The Final Showdown: Pitchfork Science
How do our heroes defeat Patrick, a super-powered alien hybrid with endless regeneration? With Gamble’s blood, because of his sickle-cell trait. The climax features Madsen stabbing Patrick with a pitchfork, using it as a delivery system for the magical blood. This is less medical science and more “Grandma’s cure for the common cold” logic. The final fight ends not with a bang, but with an audience sigh of relief that the film is almost over.

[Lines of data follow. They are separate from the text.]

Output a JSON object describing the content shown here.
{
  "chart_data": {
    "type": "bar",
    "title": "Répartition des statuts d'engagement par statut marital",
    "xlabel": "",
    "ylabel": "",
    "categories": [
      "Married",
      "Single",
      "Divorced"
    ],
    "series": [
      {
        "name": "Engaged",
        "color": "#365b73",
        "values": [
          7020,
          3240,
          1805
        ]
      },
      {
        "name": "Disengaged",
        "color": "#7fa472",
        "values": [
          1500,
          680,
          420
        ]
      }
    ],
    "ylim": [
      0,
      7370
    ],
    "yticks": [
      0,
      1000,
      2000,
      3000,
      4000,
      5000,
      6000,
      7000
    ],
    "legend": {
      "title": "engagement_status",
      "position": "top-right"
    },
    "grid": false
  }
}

Eve’s Big Finish: Pregnant Pause
After Patrick is defeated, Eve—who helped for five minutes before being promptly killed—gets loaded into an ambulance. The final twist? She’s already pregnant with Patrick’s spawn. Her stomach swells, the camera fades, and we’re left with the promise of Species III, which nobody asked for but got anyway. It’s the cinematic equivalent of being told there’s still another course coming after you’ve already eaten something that made you sick.
Why This Sequel Sucks Harder Than a Vacuum in Space
The first Species wasn’t high art, but it had a sense of danger, slick design, and a terrifyingly seductive alien antagonist. Species II replaces all that with a horny astronaut, lazy gore, and enough bad science to make Bill Nye throw his bowtie in disgust. The pacing is a mess, the characters are flat, and the film takes itself way too seriously for something that plays like Alien fanfiction written by a frat house.
Final Autopsy
Species II is a sequel that no one needed and even fewer enjoyed. It tries to double down on gore and sex while forgetting suspense, atmosphere, or even coherent storytelling. The cast looks embarrassed, the script is a disaster, and the only thing alien here is the concept of quality. If the first film was pulp, the sequel is pulp left out in the sun until it rots.
Verdict: A gooey, sleazy, logic-free sequel that proves some franchises should’ve been sterilized at birth.